5. Empirical Results and Case Studies

  • CUA Unintended Harms (Jones et al., 9 Feb 2026):
    • Claude 4.5 Haiku (OS domain): 72.5% per-seed, 100% per-task success with GPT-5 refinement; 9.9% High/Critical harms.
    • Multi-Apps: 60.8% seeds, 81.8% tasks, 9.3% High/Critical.
    • Opus (OS subset): up to 60% human-verified per-seed success. Human evaluator TPR: 79.5% (Fleiss’ κ = 0.45).
    • Transferability: Successful perturbations transfer to other CUAs (35.0% to 53.8%).
  • ELECTRE Tri-B Parameter Elicitation (Barros et al., 2020):
    • Submodel ensemble (voting): ≈93% train, 90% test accuracy; merged model ≈91% test accuracy.
    • Algorithm runs in minutes for xx'0, supporting practical use.
  • Elicitron Requirement Elicitation (Ataei et al., 2024):
    • Serial agent generation yields highest diversity (convex hull mean 0.868 vs. parallel 0.267).
    • Latent needs detection (chain-of-thought): Precision=0.95, Recall=0.95, F1=0.95.
    • AutoElicit approaches elicit more latent needs per agent (M=8.825–10.875) than reported human interview baselines (~6).
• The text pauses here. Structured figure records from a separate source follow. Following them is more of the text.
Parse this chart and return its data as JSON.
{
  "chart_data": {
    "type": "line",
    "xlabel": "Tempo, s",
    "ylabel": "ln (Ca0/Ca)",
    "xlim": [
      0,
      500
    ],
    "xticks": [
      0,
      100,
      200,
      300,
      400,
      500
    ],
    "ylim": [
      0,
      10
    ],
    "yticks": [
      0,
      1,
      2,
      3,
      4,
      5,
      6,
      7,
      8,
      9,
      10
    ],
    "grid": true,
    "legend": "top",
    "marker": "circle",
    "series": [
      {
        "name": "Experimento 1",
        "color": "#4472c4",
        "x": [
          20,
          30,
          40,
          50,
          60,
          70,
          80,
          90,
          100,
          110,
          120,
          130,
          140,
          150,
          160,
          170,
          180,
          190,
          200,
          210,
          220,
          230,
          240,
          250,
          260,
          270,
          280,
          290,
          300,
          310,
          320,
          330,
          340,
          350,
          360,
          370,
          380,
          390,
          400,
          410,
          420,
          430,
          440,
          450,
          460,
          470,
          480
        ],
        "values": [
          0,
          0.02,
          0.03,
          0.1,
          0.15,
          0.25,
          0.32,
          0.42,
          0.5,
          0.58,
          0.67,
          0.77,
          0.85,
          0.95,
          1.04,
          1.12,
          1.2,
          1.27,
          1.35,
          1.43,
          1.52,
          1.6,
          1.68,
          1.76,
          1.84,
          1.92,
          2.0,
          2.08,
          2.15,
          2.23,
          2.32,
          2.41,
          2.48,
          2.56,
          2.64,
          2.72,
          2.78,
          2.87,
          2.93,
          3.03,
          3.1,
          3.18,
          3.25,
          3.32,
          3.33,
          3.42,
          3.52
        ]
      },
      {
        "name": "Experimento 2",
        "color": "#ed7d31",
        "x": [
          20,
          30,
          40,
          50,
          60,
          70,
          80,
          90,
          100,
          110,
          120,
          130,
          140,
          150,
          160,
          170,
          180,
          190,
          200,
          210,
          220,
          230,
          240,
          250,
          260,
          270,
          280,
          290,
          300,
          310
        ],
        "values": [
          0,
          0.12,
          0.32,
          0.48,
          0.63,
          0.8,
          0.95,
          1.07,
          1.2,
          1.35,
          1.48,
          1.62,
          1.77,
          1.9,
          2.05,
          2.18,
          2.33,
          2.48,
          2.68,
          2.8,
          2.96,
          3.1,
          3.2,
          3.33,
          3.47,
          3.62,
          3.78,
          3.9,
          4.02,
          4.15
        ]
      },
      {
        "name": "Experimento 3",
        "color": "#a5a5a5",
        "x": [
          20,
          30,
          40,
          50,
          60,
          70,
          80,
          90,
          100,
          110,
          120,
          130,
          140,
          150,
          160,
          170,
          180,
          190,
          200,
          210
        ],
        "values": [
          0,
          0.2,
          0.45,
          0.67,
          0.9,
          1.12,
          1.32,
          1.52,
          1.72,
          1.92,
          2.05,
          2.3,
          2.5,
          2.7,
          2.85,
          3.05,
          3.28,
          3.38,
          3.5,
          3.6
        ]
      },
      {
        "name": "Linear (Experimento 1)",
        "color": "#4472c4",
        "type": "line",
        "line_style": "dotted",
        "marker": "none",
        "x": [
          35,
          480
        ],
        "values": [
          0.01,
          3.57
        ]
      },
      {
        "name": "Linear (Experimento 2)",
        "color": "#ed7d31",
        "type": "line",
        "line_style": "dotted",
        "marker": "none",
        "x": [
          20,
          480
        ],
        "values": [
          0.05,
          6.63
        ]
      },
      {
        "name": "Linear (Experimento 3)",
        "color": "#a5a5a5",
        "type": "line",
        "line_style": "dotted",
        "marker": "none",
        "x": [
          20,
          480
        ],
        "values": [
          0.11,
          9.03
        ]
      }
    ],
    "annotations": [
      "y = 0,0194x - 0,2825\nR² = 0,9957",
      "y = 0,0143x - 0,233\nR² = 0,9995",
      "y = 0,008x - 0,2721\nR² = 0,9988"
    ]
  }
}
6. Limitations, Robustness, and Future Directions

Limitations identified across the AutoElicit frameworks include:

  • CUA elicitation currently targets cybersecurity risks; "agentic misalignment" risks in GUI contexts are highlighted as a critical unsolved frontier (Jones et al., 9 Feb 2026).
  • Closed-loop CUA execution is costly; scaling and coverage require substantive computational resources.
  • All frameworks relying on LLMs inherit potential biases, sensitivities, and hallucinations from upstream models (Ataei et al., 2024).
  • Requirement elicitation generalization beyond prototype domains (e.g., camping tent) remains an open question.

Priority research directions include:

  • Mitigation strategies for surfaced CUA vulnerabilities: human-in-the-loop clarification, privilege restriction (Jones et al., 9 Feb 2026).
  • Data-driven defenses leveraging elicitation corpora: fine-tuning safe agents, contrastive learning.
  • Multimodal expansions (vision-LLMs) and multi-agent simulations for richer requirement elicitation (Ataei et al., 2024).
  • Reducing reliance on expensive closed-loop execution via transfer learning or lightweight “elicitor” models.
  • Enhancements in parameter extraction for multi-criteria systems and extended validation in practical deployments (Barros et al., 2020).

7. Comparative Table of AutoElicit Framework Instances

Domain Core Methodology Key Outputs
CUA Security (Jones et al., 9 Feb 2026) Iterative LLM-driven seed/refinement pipeline Catalog of realistic unsafe agent behaviors
Multicriteria MCDA (Barros et al., 2020) Bootstrap GA ensemble over submodels Inferred ELECTRE Tri-B parameters
Requirements (Ataei et al., 2024) Agent-based simulation + interview Set of explicit/latent user needs

Each system leverages auto-elicitation with constraints and feedback processes tailored to surface otherwise inaccessible or high-risk information while preserving realism and practical relevance.


Cited works: (Jones et al., 9 Feb 2026, Barros et al., 2020, Ataei et al., 2024).